# Linear Regression and the KNN

This was an homework problem in STATS315A Applied Modern Statistics: Learning at Stanford and I thought it is worth sharing. It runs a simulation to compare KNN and linear regression in terms of their performance as a classifier, in the presence of an increasing number of noise variables.

## Model

We have a binary response variable $Y$, which takes value ${0,1}$. The feautre variable $X$ is in $\mathcal{R}^{2 + k}$, of which 2 are the true features and the rest $k$ are noise features. The model used to simulate the data is a Gaussian Mixture. First we generate 6 location vectors $m_{k}$ in $\mathcal{R}^{2}$ from a bivariate Gaussian $N[(1,0)^{T}, \boldsymbol{I}]$ with $Y = 1$ and 6 location vectors from $N[(0,1)^{T}, \boldsymbol{I}]$ with $Y = 0$. To simulate $n$ observations from each class, we picked an location vector $m_k$ with a probaility of $1/6$ and then generate one observation from $N[m_k, \boldsymbol{I}/5]$.

## Bayes Clasifier

Given that we know the underlyign model, we can compute the Bayes Classifier $$\hat{Y}(x) = \text{argmax}_Y(Pr(Y|X=x))$$ In our case, we can find the closest location vector to an observation and assign the observation to its class.
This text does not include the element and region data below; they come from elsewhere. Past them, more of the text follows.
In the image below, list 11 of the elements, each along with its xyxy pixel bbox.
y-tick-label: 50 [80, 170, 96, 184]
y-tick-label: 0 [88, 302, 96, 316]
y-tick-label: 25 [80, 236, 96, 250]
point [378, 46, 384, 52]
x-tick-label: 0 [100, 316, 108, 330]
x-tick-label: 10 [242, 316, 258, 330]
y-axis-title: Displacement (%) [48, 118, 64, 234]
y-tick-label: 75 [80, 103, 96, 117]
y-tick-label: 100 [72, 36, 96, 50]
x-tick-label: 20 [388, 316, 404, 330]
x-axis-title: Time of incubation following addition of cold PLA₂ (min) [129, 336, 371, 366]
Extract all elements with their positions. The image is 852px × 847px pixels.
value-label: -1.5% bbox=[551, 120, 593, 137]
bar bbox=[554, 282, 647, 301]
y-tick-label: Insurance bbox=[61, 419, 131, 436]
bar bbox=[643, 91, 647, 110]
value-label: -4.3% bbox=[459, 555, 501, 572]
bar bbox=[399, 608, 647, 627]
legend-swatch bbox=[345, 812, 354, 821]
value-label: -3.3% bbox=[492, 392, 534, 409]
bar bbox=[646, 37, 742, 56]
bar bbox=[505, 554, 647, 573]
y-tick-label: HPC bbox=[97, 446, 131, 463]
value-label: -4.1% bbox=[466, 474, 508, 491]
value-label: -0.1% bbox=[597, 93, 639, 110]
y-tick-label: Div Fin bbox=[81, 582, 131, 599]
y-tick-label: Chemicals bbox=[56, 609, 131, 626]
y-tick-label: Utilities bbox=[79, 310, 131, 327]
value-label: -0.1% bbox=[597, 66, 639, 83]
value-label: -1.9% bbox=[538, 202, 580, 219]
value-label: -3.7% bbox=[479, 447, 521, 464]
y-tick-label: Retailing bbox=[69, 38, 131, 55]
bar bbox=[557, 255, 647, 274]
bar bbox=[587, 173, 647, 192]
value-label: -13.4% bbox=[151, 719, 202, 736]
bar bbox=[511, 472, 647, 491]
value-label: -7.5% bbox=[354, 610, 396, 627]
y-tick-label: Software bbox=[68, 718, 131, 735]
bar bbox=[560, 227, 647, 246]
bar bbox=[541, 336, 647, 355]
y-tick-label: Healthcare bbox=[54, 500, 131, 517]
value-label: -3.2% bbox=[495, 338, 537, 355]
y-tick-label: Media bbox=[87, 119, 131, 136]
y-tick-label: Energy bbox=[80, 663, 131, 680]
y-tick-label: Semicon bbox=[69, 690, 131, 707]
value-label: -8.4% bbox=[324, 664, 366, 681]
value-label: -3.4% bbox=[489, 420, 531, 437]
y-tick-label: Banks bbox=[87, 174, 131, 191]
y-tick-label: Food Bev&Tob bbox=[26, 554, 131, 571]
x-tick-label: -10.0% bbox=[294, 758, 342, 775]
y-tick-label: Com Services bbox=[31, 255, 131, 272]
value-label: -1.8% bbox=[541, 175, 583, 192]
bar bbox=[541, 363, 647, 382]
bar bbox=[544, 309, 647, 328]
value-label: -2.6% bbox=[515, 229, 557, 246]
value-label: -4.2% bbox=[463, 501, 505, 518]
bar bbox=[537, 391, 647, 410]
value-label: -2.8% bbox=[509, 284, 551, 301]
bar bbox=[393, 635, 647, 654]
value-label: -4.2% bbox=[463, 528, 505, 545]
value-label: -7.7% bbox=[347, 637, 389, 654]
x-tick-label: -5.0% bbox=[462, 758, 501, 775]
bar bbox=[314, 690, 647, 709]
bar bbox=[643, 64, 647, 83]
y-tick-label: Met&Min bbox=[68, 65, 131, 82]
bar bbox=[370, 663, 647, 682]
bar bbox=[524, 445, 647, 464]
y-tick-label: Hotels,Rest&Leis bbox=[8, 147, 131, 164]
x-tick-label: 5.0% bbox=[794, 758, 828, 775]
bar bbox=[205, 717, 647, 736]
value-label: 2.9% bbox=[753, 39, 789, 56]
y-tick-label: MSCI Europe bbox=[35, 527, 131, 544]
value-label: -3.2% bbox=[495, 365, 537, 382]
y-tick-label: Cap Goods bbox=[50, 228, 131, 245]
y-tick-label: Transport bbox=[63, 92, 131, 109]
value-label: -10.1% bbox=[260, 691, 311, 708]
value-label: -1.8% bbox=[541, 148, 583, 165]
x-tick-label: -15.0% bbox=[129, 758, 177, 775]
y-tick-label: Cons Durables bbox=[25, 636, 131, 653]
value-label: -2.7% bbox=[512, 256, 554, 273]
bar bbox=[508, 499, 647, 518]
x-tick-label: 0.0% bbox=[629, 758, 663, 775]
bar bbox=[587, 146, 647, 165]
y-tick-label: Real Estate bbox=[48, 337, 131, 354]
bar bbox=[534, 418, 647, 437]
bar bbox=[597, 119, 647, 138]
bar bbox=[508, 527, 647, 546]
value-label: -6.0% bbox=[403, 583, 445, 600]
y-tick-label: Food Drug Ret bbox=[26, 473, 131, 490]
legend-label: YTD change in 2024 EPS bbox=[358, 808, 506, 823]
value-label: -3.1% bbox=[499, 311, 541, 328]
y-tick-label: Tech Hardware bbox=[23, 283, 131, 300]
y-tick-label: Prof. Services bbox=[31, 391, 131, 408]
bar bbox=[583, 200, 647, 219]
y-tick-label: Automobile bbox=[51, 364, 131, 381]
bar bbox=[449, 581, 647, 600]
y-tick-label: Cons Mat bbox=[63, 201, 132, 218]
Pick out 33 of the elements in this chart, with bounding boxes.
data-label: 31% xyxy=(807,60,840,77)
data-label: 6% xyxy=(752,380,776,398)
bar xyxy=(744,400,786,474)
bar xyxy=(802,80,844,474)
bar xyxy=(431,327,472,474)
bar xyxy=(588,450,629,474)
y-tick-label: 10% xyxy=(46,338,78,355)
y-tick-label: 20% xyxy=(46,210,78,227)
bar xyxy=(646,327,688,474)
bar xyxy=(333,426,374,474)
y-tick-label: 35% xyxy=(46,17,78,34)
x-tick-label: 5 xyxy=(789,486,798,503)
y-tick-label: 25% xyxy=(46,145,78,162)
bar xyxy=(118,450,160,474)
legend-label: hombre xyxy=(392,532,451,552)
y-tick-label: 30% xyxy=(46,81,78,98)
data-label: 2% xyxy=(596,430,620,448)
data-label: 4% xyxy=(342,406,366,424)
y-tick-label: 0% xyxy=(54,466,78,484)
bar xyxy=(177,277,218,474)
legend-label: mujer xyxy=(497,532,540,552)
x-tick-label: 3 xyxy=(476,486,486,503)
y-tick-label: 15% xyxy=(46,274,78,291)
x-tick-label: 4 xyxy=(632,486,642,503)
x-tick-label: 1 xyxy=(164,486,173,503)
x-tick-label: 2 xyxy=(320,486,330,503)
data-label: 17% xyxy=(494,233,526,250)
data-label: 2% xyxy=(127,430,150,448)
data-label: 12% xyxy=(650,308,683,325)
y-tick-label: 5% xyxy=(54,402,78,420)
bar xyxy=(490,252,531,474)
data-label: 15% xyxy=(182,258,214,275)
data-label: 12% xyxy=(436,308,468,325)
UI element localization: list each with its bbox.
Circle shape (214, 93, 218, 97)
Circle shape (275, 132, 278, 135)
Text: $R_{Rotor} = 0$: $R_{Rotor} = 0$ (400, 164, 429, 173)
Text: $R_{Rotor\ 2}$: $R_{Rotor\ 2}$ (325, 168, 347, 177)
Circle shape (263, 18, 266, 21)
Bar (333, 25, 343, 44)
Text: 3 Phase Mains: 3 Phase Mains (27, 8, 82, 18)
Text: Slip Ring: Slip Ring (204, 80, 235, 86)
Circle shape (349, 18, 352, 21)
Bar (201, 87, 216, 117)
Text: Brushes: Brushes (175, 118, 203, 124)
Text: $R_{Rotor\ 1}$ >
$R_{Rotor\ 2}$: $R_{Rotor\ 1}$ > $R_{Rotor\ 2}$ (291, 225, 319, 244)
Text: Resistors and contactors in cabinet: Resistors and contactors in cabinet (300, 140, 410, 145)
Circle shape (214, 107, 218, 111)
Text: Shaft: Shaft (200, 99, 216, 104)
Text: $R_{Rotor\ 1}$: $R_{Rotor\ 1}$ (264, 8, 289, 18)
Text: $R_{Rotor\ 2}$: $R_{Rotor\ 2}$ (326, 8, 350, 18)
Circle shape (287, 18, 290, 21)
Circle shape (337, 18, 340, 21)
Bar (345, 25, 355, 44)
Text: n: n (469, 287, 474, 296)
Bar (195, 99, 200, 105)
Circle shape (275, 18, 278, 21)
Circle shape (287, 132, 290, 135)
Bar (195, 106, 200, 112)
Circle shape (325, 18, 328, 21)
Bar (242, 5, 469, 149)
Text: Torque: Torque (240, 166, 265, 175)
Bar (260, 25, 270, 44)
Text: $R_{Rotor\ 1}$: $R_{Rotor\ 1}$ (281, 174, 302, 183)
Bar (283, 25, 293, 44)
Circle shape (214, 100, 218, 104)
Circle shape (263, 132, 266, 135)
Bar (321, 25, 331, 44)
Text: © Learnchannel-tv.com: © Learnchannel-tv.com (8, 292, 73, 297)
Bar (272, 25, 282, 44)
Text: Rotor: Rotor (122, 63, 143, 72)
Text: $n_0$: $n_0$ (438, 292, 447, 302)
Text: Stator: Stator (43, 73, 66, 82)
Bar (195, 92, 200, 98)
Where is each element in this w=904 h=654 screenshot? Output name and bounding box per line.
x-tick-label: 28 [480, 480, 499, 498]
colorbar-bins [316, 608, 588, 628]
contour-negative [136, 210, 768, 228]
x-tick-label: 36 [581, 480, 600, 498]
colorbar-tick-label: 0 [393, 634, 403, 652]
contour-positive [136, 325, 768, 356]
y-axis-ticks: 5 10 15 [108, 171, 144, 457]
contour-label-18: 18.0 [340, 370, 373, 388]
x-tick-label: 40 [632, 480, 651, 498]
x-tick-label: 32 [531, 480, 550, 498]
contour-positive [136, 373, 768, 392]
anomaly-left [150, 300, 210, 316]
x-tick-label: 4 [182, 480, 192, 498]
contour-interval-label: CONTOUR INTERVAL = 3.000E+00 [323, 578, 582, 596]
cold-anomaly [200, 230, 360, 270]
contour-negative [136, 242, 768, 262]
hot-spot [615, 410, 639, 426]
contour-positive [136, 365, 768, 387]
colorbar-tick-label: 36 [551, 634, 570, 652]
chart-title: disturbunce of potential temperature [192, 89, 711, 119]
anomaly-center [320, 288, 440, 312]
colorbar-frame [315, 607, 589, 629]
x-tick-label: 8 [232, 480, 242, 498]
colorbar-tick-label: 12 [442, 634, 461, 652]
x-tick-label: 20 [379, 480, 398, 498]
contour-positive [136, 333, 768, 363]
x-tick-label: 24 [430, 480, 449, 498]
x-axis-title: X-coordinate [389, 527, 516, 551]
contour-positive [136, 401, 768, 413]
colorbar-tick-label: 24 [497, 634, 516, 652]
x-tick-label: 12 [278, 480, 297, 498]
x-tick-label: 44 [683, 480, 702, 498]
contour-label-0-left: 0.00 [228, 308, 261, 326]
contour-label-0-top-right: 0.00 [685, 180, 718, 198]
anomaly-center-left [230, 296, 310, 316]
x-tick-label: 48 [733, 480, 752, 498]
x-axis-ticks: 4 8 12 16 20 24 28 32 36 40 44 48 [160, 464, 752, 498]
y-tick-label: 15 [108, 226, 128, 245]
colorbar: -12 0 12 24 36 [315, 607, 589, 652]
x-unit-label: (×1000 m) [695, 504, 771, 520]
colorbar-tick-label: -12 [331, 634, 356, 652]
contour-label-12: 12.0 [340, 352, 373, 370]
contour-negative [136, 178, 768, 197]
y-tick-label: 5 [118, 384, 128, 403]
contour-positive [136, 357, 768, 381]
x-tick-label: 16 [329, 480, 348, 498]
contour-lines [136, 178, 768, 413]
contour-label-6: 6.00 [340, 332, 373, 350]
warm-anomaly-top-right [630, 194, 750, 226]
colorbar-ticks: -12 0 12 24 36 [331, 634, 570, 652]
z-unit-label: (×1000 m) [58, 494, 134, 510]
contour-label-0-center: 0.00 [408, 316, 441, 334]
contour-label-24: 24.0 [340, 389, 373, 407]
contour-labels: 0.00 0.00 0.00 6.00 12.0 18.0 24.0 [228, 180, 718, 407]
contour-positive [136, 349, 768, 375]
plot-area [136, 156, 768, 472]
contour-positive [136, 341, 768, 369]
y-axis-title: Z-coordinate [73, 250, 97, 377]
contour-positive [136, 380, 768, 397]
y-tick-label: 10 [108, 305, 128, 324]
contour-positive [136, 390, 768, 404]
We adds up to $K$ noise features to the training data, drawing each noise observations from the uniform normal distribution $N(0,1)$
## Simulate Performance for $K = 1 \cdots 10$
Overall, the test error of KNN decreases as $k$ increases, no matter how many noise parameters there are The test error of KNN generally increases significantly as the number of noise parameters increases, while the test error of least squares stays at about the same level. This shows that the KNN is more susceptible to high noise due to its flexiblity. The least squares is more rigid and is less affected by the noise. KNN overperforms the least squares when the noise-to-signal ratio is low and underperforms the least squares when the noise-to-signal ratio is high.